European citizens are more informed than we are in matters of international relations. Olga or Elsa listened with cocked head and one perfectly shaved leg bent slightly at the knee as I spun out a web of intrigue. Occasionally, she would brush back some of the delightful hair that fell into her eyes, almost as if these rogue locks knew that their indiscipline made her ever more vulnerable. She was all ears as I explained to her that federal agents were now present on the island, that they were conducting informational sweeps even as we spoke. And because she was so receptive, I then posed first to her some of the questions I now pose here. How did dark-complected hostiles discover that our island was an effective launching pad for their plot to overcome our nation through terror? How was it that they first realized the value of this place, this sleepy outcropping in the middle of the Sound of which no one knew a thing, except perhaps the three thousand people who have been coming here for generations, interbreeding, trying to keep out the uncivilized hordes beyond?
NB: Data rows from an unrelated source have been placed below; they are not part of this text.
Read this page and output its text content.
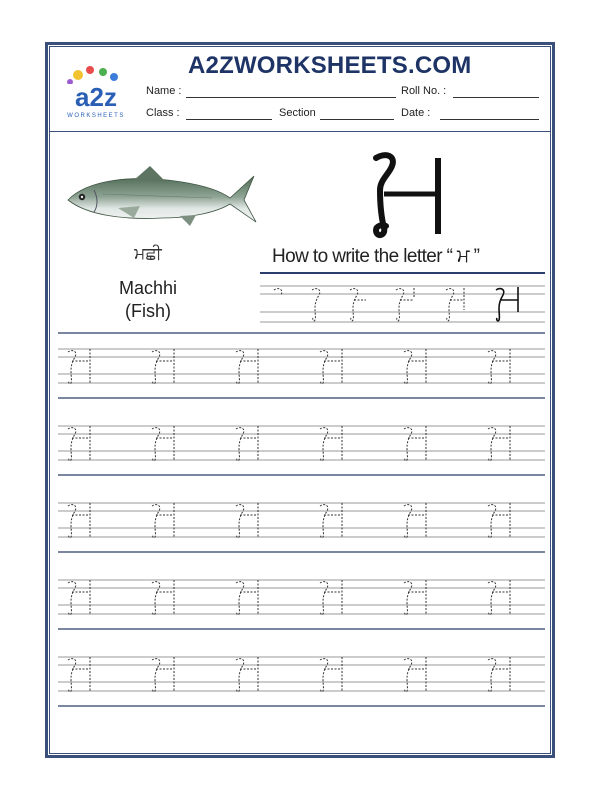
a2z
WORKSHEETS
A2ZWORKSHEETS.COM
Name :	Roll No. :
Class :	Section	Date :
ਮਛੀ
Machhi
(Fish)
How to write the letter “ ਮ ”
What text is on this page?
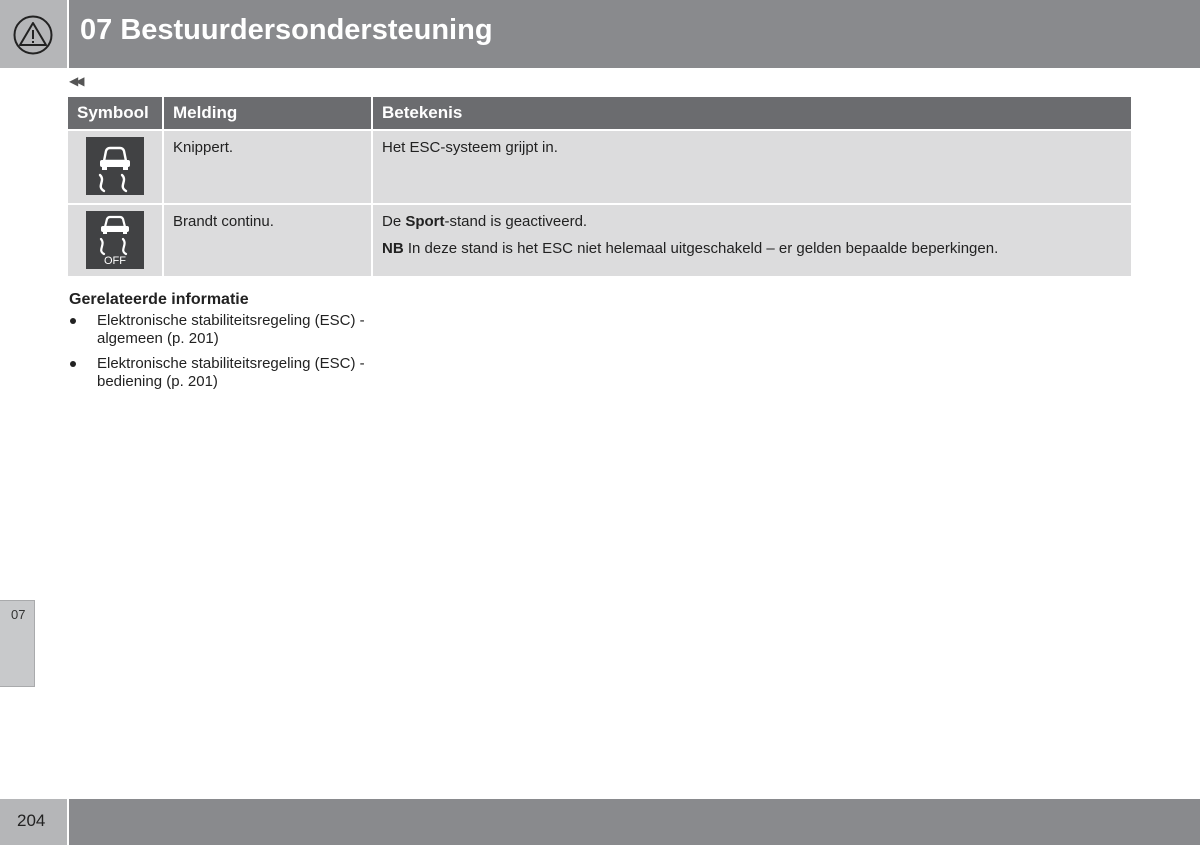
07 Bestuurdersondersteuning
◀◀
Symbool	Melding	Betekenis

	Knippert.	Het ESC-systeem grijpt in.

OFF	Brandt continu.	De Sport-stand is geactiveerd.
NB In deze stand is het ESC niet helemaal uitgeschakeld – er gelden bepaalde beperkingen.
Gerelateerde informatie
Elektronische stabiliteitsregeling (ESC) - algemeen (p. 201)
Elektronische stabiliteitsregeling (ESC) - bediening (p. 201)
07
204
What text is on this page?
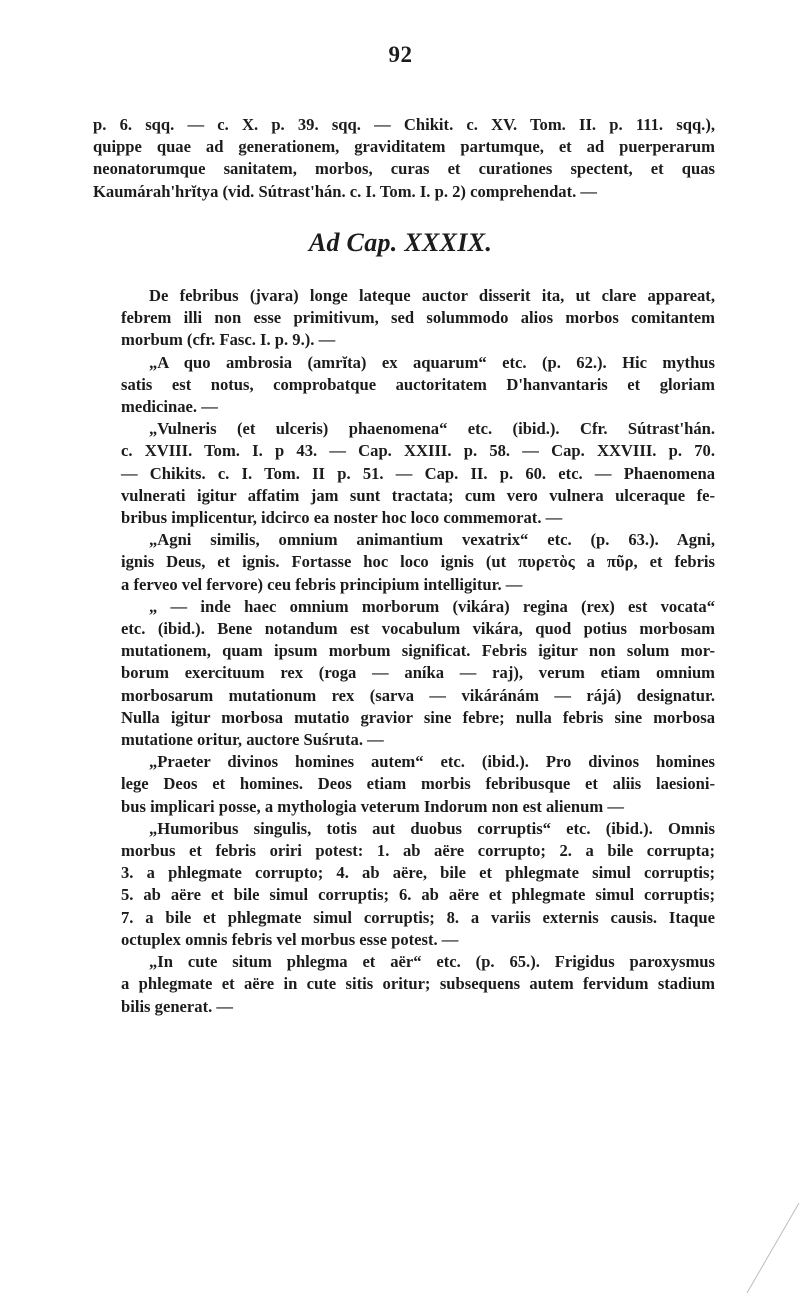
92

p. 6. sqq. — c. X. p. 39. sqq. — Chikit. c. XV. Tom. II. p. 111. sqq.),
quippe quae ad generationem, graviditatem partumque, et ad puerperarum
neonatorumque sanitatem, morbos, curas et curationes spectent, et quas
Kaumárah'hrĭtya (vid. Sútrast'hán. c. I. Tom. I. p. 2) comprehendat. —

Ad Cap. XXXIX.

De febribus (jvara) longe lateque auctor disserit ita, ut clare appareat,
febrem illi non esse primitivum, sed solummodo alios morbos comitantem
morbum (cfr. Fasc. I. p. 9.). —

„A quo ambrosia (amrĭta) ex aquarum“ etc. (p. 62.). Hic mythus
satis est notus, comprobatque auctoritatem D'hanvantaris et gloriam
medicinae. —

„Vulneris (et ulceris) phaenomena“ etc. (ibid.). Cfr. Sútrast'hán.
c. XVIII. Tom. I. p 43. — Cap. XXIII. p. 58. — Cap. XXVIII. p. 70.
— Chikits. c. I. Tom. II p. 51. — Cap. II. p. 60. etc. — Phaenomena
vulnerati igitur affatim jam sunt tractata; cum vero vulnera ulceraque fe-
bribus implicentur, idcirco ea noster hoc loco commemorat. —

„Agni similis, omnium animantium vexatrix“ etc. (p. 63.). Agni,
ignis Deus, et ignis. Fortasse hoc loco ignis (ut πυρετὸς a πῦρ, et febris
a ferveo vel fervore) ceu febris principium intelligitur. —

„ — inde haec omnium morborum (vikára) regina (rex) est vocata“
etc. (ibid.). Bene notandum est vocabulum vikára, quod potius morbosam
mutationem, quam ipsum morbum significat. Febris igitur non solum mor-
borum exercituum rex (roga — aníka — raj), verum etiam omnium
morbosarum mutationum rex (sarva — vikáránám — rájá) designatur.
Nulla igitur morbosa mutatio gravior sine febre; nulla febris sine morbosa
mutatione oritur, auctore Suśruta. —

„Praeter divinos homines autem“ etc. (ibid.). Pro divinos homines
lege Deos et homines. Deos etiam morbis febribusque et aliis laesioni-
bus implicari posse, a mythologia veterum Indorum non est alienum —

„Humoribus singulis, totis aut duobus corruptis“ etc. (ibid.). Omnis
morbus et febris oriri potest: 1. ab aëre corrupto; 2. a bile corrupta;
3. a phlegmate corrupto; 4. ab aëre, bile et phlegmate simul corruptis;
5. ab aëre et bile simul corruptis; 6. ab aëre et phlegmate simul corruptis;
7. a bile et phlegmate simul corruptis; 8. a variis externis causis. Itaque
octuplex omnis febris vel morbus esse potest. —

„In cute situm phlegma et aër“ etc. (p. 65.). Frigidus paroxysmus
a phlegmate et aëre in cute sitis oritur; subsequens autem fervidum stadium
bilis generat. —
How did this become the high-value target? This was not a place that anyone would bother to blow up with their impressive homemade fertilizer bombs or their dirty radiation-spewing devices! This was not a place that you would release a pathogen! We don’t even have deer! That nonsense about a deer washing up on one of the beaches! Have you ever run over a deer in your speedboat? I have been on any number of powerboats that ran over lobster traps! But neither myself nor anyone ferrying me anywhere, in thirty years, has ever accidentally run over a deer’s head, nor collided with the broad hindquarters of a buck whose ten points rose above the surface of the Sound like an antediluvian antenna! I have never seen such a thing, Olga, dearest!